É recordado que no início do século XIX os ingleses já estavam instalados na Índia, na África do Sul e no Canadá, possuíam colónias na Austrália, na Nova Zelândia, nas Caraíbas e na Guiana; a Holanda controlava a Indonésia; a França a Espanha e Portugal possuíam territórios ultramarinos e a partir da década de 1870 outras potências europeias deram sinal de vida em prol do expansionismo imperial. A partir de 1830 desencadeia-se na Europa um fenómeno que teve o nome de missão civilizadora, uma convergência da herança do iluminismo, da avidez dos recursos africanos, o que implicava a subjugação do território, a erradicação da escravatura e o espírito missionário. Em 1830, a França implanta-se na Argélia, por essa época a Grã-Bretanha conduz uma cruzada antiesclavagista e as entidades científicas começaram a enviar missões ao interior do continente. Em meados do século XIX, essa presença colonial era relativamente modesta: a França implantara-se na Argélia, na região da Senegâmbia e no Gabão; a Grã-Bretanha possuía a colónia do Cabo, a Serra Leoa e a Costa do Ouro, uma parcela do que virá a ser a Nigéria; Portugal possuía as colónias que irão ficar independentes entre 1974 e 1975. Em 1914, o mapa político era totalmente diferente, França, Itália, Grã-Bretanha, Alemanha, Portugal, Bélgica e Espanha eram as potências imperiais, desaparecera a soberania africana.

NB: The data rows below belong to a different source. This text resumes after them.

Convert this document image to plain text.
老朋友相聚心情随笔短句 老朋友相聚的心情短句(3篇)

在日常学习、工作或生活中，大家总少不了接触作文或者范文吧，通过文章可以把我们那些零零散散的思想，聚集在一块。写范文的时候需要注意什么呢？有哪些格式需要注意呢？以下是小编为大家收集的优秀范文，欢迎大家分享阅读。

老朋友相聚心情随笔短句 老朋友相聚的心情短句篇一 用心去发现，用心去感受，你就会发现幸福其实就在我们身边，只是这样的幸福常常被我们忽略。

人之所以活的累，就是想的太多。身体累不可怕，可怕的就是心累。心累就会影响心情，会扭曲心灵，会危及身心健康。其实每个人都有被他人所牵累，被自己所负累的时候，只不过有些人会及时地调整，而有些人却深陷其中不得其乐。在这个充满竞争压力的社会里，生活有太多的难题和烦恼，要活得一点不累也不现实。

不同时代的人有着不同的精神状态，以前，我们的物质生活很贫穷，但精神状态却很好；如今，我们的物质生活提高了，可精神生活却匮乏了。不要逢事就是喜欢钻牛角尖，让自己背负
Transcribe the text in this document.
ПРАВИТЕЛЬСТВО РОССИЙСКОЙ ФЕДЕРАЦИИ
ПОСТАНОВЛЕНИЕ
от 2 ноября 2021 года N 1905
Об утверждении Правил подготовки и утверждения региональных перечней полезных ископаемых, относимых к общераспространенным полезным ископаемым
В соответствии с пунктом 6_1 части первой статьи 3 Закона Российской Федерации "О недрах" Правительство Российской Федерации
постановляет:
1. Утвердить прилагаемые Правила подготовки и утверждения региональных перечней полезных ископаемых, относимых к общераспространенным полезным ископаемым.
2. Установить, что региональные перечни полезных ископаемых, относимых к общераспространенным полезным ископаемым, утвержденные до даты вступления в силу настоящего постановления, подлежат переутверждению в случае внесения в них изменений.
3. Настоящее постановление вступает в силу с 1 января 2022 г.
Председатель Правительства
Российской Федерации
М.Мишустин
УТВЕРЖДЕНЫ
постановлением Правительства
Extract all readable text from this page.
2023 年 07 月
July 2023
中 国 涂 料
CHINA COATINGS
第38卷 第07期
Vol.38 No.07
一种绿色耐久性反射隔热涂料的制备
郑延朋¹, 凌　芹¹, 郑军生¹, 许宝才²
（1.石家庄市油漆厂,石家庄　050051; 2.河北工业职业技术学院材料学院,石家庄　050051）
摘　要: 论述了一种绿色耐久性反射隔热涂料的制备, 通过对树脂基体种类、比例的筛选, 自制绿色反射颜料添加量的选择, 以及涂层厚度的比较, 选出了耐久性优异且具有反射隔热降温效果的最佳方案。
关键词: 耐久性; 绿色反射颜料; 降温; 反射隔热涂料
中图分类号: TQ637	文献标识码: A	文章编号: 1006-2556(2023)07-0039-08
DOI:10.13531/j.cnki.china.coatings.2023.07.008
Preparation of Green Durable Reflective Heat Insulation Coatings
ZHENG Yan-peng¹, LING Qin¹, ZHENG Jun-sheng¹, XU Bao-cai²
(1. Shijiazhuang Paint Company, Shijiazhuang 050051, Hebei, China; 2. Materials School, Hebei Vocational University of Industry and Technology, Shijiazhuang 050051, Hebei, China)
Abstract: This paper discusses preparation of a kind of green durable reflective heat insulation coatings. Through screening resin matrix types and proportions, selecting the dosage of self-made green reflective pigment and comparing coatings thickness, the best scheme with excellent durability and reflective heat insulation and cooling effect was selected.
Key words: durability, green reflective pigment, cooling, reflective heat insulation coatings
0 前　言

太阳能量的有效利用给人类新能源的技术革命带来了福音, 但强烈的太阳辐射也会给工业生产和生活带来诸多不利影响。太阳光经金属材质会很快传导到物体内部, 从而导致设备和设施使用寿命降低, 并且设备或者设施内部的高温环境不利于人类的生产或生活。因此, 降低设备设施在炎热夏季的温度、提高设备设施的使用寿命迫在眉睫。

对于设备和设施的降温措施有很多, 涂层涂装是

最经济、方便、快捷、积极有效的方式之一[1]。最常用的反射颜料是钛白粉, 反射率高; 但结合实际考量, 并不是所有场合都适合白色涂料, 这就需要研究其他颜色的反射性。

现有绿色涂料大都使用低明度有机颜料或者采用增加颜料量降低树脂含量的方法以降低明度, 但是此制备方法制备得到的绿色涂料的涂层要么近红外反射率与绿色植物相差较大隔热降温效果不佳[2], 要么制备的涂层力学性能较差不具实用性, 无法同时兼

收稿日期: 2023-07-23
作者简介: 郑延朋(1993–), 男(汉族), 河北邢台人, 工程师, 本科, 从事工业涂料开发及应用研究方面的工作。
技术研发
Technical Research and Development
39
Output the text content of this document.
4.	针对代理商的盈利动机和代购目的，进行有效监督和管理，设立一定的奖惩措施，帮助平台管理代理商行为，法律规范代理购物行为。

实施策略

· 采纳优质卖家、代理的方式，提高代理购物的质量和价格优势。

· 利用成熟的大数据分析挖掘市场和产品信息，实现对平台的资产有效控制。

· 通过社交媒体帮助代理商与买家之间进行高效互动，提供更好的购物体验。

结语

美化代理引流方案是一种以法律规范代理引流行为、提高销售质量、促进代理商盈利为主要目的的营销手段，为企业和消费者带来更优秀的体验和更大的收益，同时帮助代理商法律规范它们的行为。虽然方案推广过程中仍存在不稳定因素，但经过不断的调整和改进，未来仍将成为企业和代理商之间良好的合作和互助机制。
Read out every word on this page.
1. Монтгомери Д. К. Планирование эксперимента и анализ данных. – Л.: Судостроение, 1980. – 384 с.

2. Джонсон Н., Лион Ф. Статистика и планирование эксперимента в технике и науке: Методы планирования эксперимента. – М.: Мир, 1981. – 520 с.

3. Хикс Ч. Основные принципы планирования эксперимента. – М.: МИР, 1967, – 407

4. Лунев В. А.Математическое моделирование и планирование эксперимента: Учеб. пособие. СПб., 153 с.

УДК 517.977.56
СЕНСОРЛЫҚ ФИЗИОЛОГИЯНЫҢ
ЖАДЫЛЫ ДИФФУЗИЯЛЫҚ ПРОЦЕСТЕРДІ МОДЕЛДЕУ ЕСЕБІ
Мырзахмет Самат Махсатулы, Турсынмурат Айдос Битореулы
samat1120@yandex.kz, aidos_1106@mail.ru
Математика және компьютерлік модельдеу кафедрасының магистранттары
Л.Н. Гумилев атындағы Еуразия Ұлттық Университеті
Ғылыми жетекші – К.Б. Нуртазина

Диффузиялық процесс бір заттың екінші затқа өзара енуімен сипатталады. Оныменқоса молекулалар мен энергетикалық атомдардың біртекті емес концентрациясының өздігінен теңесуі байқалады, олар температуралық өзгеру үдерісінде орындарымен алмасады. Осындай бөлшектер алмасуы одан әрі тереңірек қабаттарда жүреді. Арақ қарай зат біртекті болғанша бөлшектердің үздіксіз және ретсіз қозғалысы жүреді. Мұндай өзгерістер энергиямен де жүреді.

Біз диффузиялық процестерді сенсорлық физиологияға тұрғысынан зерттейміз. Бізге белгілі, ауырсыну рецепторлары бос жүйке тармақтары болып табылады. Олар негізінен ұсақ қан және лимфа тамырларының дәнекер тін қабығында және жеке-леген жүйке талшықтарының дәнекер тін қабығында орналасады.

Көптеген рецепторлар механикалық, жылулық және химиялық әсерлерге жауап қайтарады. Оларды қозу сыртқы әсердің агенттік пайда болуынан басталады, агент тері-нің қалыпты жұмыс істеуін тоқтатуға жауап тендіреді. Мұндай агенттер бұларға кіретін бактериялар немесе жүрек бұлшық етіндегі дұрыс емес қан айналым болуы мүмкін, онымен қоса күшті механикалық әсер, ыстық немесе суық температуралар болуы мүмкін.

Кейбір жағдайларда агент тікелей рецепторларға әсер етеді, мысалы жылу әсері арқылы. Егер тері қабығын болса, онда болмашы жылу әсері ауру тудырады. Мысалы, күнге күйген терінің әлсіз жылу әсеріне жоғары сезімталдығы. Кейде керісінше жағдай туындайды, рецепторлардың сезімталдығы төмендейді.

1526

Mário Gonçalves Martins centra-se no que aconteceu depois da segunda metade desse século, a descoberta de riquezas, as explorações científicas, os grandes projetos de desenvolvimento, releva os interesses belgas, franceses, britânicos e alemães. Regista o que ele designa por direitos históricos de Portugal e a sua contestação por britânicos, franceses e alemães. E, inopinadamente, o autor dedica-se a falar das caraterísticas do colonialismo português, indicando uma estranhíssima bibliografia que não chega ao século XXI e onde não há contraditório.
Segue-se a Conferência de Berlim, são enunciadas as suas consequências e a partilha do continente.
Conferida esta dimensão de êxitos do colonialismo europeu, o autor centra-se nos obstáculos: as sublevações, as manifestações anticolonialistas, mormente depois da II Guerra Mundial e a deslocação da Guerra Fria para o continente africano, bem como para os anfiteatros da ONU. De novo o autor passa do geral para o particular e dá-nos uma resenha acerca das lutas contra o colonialismo português, designadamente o que se passou em Angola, na Guiné-Bissau e em Moçambique, que movimentos e agrupamentos aí se formaram. Essa oposição anticolonial também se manifestou na metrópole, fundamentalmente pelas manifestações apresentadas pela oposição, o descontentamento da Igreja Católica e o próprio sistema empresarial que a partir de dado momento se apercebeu que as despesas militares eram um verdadeiro entrave ao desenvolvimento português; e o autor esquematiza as contestações exógenas desde o Movimento dos não-Alinhados até aos nossos Estados independentes africanos.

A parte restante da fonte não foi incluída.